Growler dispensaries have popped up everywhere in Eugene. Growler University, Tap and Growler, The Filling Station and The Growler Guys are a few of local growler businesses. What’s new is that Oregon now allows customers to fill their growlers with something other than beer, and that’s wine.
On April 25, Senator Ron Wyden announced that the federal agency who regulates alcohol rescinded an order which prevented the sale of wine in growlers in Oregon.
Also during last spring, the Oregon Legislature unanimously voted to allow the sale of wine growlers.
“This is news that deserves a toast,” Wyden said.
Not everyone feels wine growlers are necessary.
“I don’t think I would buy a wine growler,” said UO art history major Jasmin Zech. “I’m good with regular old wine bottles.”
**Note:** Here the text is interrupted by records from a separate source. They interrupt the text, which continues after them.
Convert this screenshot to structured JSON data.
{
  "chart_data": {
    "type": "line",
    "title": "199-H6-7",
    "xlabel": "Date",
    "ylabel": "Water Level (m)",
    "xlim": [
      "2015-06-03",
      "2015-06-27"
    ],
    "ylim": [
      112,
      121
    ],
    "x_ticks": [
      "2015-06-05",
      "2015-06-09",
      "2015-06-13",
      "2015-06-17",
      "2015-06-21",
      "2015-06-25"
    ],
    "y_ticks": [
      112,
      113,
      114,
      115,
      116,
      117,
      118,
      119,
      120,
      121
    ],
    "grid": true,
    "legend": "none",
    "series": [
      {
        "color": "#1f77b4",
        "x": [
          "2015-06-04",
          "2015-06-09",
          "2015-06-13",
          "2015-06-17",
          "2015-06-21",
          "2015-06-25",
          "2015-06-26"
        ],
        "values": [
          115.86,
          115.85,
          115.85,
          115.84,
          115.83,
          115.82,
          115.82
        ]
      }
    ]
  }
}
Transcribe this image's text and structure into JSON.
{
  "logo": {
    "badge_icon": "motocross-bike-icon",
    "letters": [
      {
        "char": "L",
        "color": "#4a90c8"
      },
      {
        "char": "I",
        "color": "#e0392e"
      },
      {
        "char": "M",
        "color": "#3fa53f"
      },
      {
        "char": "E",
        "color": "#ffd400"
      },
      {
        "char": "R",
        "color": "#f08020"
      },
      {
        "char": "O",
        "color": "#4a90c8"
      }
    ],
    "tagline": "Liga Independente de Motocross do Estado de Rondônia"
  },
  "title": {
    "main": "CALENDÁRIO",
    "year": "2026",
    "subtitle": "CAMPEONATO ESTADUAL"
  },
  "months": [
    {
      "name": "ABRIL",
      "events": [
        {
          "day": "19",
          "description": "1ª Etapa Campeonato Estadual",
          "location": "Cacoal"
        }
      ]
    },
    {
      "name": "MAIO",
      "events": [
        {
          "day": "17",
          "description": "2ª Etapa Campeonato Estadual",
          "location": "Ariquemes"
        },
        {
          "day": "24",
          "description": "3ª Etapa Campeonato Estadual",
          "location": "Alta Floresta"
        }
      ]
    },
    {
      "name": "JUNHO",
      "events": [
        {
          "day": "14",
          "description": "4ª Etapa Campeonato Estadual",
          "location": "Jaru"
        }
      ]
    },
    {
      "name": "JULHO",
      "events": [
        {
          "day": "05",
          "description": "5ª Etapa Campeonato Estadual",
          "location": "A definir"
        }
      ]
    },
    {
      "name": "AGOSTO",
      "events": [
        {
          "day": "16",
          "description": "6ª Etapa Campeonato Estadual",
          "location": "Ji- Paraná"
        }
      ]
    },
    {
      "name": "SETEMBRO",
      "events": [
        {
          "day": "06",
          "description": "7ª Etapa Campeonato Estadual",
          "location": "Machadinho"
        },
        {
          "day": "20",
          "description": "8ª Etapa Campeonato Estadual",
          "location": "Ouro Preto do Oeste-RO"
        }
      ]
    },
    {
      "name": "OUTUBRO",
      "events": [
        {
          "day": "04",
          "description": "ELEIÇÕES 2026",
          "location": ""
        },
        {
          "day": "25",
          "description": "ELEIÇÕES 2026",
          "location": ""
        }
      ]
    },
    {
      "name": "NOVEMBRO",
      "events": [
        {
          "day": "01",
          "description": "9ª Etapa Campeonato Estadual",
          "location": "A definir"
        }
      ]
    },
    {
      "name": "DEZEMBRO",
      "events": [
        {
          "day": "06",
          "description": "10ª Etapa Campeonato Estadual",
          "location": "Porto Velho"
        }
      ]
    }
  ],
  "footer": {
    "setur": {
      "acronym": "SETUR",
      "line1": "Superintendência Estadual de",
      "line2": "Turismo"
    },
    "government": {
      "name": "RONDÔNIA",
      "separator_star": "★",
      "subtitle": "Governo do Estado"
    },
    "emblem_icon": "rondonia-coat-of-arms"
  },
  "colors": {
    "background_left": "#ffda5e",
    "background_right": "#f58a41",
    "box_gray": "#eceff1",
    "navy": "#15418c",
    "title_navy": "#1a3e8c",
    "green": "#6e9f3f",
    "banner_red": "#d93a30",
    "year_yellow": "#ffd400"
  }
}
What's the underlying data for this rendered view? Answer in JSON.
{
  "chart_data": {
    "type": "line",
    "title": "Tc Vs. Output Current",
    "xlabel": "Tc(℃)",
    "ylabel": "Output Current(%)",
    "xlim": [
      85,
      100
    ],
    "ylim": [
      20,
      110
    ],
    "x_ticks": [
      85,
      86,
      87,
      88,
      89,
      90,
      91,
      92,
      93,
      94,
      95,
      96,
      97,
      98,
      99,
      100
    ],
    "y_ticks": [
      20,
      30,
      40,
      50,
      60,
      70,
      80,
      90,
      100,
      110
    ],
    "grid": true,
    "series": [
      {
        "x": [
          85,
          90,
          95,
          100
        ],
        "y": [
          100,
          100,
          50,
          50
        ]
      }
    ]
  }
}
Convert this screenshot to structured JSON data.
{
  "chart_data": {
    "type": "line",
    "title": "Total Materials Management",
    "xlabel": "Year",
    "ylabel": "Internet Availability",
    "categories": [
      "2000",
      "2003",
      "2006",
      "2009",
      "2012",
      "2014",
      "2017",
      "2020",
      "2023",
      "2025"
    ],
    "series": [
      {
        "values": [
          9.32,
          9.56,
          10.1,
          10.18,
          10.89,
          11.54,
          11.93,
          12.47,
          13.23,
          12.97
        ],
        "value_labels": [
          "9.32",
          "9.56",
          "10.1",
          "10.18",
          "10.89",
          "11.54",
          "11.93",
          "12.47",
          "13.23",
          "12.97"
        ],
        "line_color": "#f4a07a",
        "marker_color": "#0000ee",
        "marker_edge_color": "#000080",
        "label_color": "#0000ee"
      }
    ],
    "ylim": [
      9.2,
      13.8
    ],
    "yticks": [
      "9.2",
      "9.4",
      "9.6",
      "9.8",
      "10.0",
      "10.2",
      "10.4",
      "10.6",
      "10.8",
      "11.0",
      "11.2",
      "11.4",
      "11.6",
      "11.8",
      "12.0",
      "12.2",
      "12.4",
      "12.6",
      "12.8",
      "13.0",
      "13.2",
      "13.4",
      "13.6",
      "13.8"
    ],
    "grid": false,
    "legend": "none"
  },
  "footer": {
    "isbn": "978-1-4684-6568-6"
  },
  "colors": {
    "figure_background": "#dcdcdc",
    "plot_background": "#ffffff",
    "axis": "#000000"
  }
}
Previously, wine growlers were prohibited in Oregon because of a requirement under the Federal Alcohol Tobacco Tax and Trade Bureau. The regulation required that the retailers interested in selling wine growlers treat the refillable jugs in the same way they would with large wine bottling operations.
This includes going through the same recordkeeping, labeling and registration that is required of larger wine bottling operations.
Because growlers are refillable containers, the regulations in place allow the larger jugs to go through the same steps as wine bottlers, which contradicts the refillable nature of growlers.
After legislature passed House Bill 2443 to admit the sale of wine growlers, Wyden and other members of the delegation began trying to get the labeling and bottling requirements rescinded due to it’s contradictory nature.
“I saw this issue as an example of a federal agency that is out of touch with the times,” Wyden said. “In a letter to me and other members of the Oregon delegation today, the bureau acknowledged as much by saying that it needed to modernize its regulations regarding the sale of wine growlers.”
In the letter Wyden refers to in the quote above, the Tobacco Tax and Trade Bureau wrote “It is not the TTB’s intention to unduly burden the lawful sale of wine growlers in States such as Oregon, where such sales are permitted.”
The letter goes on to say that the TTB recognizes its regulations that were previously in place were “intended to cover traditional taxpaid wine bottling activities.”
The TTB left room to foster the development of future regulation of the retail sale of wine growlers. Currently, it’s soliciting public comment from consumers and the industry as a whole.
As of now, the Oregon wine industry makes $3 billion every year and provides 13,000 jobs.